On the developer’s side, applications are as simple as they can be, the use cases are limited, all the logic that is not related to the main purpose of the application is delegated to other programs, which makes the application easier to design, implement and maintain.

Data belongs to the user, not the application

In this collaborative application system, where applications can interact with each other in harmony, data is not limited to the application’s logic anymore. Applications are acting as services, or “data providers”, to each other. Data can flow from one application to the other, from one device to another, from one network to another.

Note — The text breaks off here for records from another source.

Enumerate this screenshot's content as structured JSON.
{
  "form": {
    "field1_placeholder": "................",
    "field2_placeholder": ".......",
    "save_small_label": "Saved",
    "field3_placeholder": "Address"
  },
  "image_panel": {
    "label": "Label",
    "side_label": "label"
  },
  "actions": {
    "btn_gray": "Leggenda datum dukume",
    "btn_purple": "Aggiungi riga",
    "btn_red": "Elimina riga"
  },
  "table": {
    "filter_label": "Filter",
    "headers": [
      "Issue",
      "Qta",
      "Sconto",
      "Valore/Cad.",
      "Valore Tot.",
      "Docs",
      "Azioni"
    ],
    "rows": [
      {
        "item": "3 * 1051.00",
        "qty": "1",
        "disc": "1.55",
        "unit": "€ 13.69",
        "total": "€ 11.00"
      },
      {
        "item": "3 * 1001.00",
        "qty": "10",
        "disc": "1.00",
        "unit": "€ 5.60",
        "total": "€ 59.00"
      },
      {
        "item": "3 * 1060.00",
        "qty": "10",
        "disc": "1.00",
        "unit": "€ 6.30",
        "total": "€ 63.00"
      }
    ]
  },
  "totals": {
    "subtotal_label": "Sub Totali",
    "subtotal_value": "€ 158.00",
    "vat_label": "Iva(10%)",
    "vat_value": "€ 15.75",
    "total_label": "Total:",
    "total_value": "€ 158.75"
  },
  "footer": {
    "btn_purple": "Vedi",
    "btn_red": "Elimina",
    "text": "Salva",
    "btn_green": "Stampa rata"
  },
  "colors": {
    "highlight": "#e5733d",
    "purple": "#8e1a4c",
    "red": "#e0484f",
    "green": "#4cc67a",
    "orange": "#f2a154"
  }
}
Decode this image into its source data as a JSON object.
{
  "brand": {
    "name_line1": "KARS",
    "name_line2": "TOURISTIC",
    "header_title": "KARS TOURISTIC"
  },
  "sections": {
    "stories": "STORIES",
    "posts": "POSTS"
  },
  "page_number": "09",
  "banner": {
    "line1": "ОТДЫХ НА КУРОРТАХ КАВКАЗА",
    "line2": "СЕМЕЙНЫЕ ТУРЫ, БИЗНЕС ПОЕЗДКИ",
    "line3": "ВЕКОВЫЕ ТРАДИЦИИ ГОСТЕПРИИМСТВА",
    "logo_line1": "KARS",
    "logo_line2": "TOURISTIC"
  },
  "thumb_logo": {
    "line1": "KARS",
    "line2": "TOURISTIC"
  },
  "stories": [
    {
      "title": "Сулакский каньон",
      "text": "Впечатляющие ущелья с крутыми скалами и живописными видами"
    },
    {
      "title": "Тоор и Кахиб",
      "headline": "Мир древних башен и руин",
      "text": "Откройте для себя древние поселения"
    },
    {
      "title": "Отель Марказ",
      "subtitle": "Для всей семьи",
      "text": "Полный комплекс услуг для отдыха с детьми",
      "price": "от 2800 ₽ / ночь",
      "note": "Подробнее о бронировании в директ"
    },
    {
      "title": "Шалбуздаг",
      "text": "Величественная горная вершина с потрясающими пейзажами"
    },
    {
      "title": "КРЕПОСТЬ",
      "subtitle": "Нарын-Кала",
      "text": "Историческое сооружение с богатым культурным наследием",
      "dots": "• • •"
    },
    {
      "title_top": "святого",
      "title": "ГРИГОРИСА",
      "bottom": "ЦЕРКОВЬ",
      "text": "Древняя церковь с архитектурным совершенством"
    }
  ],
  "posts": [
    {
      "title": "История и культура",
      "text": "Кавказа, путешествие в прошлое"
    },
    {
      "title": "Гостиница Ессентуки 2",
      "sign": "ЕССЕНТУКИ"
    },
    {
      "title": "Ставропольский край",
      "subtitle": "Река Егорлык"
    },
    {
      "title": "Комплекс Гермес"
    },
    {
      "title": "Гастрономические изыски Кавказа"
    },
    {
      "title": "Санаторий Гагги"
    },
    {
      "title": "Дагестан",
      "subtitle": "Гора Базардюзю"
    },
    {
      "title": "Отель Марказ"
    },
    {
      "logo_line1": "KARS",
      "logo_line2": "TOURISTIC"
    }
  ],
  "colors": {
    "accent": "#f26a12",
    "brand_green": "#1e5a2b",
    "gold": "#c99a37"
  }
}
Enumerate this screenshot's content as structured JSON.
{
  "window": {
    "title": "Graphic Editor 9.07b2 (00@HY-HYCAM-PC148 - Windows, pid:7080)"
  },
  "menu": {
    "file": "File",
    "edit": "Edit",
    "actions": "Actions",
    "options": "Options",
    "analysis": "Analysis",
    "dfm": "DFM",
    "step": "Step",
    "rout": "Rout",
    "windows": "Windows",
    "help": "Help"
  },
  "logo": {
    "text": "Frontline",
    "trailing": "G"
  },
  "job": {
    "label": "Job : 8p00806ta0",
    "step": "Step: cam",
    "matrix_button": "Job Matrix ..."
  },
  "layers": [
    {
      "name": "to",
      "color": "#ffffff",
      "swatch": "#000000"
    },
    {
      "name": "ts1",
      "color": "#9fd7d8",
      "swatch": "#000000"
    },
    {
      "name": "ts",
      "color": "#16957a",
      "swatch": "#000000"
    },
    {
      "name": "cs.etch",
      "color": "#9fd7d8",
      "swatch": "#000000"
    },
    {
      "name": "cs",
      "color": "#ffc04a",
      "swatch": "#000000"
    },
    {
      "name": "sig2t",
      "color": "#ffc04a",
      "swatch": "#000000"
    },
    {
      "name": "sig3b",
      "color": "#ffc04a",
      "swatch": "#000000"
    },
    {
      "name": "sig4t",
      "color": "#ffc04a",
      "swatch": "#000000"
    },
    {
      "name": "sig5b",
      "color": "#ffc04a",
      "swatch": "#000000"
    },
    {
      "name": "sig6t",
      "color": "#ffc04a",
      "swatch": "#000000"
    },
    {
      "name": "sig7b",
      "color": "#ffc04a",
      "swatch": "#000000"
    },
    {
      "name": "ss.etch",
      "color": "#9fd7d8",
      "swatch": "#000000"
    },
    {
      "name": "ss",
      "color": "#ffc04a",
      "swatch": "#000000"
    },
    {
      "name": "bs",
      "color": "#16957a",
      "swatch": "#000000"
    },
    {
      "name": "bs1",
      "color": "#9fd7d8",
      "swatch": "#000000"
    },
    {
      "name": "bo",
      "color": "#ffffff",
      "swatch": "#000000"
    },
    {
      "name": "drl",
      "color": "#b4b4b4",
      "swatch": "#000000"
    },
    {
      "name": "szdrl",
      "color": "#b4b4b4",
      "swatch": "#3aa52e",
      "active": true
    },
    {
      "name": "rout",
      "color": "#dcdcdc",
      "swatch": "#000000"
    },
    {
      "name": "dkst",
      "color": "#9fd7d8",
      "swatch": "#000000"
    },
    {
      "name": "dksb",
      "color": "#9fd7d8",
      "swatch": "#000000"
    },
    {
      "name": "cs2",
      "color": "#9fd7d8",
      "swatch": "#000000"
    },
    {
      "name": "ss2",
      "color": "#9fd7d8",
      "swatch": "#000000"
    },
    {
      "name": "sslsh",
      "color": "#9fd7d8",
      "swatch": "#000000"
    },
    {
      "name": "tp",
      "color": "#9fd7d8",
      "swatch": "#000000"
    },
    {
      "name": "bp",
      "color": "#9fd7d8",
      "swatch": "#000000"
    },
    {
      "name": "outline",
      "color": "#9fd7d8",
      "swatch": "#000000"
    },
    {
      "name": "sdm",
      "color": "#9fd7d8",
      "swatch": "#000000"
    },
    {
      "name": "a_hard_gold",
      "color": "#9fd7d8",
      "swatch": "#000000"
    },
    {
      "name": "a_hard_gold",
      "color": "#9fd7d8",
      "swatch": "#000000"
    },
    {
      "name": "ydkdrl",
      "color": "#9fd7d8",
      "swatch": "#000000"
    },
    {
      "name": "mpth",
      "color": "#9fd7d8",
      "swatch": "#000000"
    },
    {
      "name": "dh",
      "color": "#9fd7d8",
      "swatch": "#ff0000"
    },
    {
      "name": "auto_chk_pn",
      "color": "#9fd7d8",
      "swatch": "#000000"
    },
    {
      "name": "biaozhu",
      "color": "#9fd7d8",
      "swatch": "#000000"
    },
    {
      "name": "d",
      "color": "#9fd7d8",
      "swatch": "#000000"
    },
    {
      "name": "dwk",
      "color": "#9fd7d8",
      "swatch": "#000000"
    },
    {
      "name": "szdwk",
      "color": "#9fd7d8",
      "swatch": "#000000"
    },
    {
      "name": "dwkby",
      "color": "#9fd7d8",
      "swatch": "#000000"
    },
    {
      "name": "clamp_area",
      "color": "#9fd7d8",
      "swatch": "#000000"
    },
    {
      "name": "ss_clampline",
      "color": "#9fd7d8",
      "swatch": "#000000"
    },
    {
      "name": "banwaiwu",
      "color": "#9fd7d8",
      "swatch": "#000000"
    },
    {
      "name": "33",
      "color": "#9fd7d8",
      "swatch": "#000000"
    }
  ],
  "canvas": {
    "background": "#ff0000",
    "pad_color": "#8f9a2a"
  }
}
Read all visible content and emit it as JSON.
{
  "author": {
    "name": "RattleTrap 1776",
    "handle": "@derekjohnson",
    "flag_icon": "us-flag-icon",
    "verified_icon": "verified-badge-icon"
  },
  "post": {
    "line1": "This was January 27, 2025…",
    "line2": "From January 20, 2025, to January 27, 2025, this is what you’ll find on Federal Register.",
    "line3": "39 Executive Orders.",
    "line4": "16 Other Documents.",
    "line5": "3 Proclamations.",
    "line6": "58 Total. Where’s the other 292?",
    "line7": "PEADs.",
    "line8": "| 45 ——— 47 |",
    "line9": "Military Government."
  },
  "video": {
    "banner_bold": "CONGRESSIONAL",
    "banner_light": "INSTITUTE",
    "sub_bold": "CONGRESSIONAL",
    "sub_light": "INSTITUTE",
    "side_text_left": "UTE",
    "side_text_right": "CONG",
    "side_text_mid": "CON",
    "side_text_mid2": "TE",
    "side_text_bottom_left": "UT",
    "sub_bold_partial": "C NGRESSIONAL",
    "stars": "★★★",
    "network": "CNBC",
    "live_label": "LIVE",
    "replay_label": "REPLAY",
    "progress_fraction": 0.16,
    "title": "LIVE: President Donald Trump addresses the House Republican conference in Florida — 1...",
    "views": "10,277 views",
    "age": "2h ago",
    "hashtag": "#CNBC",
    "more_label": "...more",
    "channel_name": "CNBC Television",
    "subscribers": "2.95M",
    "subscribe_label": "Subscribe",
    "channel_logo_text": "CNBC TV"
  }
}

This concept implies the separation between data and functionality where the data belongs to the user only. The application that manipulates it is guarantor of its integrity and security.

Note

These are guidelines, representing an overall vision. Guidelines are here simply as a way to guide application design, and to suggest best practices for application developers in general. Given that a GNU+Linux distribution like PureOS is an open platform where thousands of applications are available independently (as long as they are freedom-respecting!), you are not obligated to conform to these design guidelines to be able to distribute your application through Debian and PureOS. Furthermore, these design plans represent a broad long-term plan, not necessarily a guarantee of what will be happening “immediately” in the first released version of the platform that ships, your mileage may vary, etc.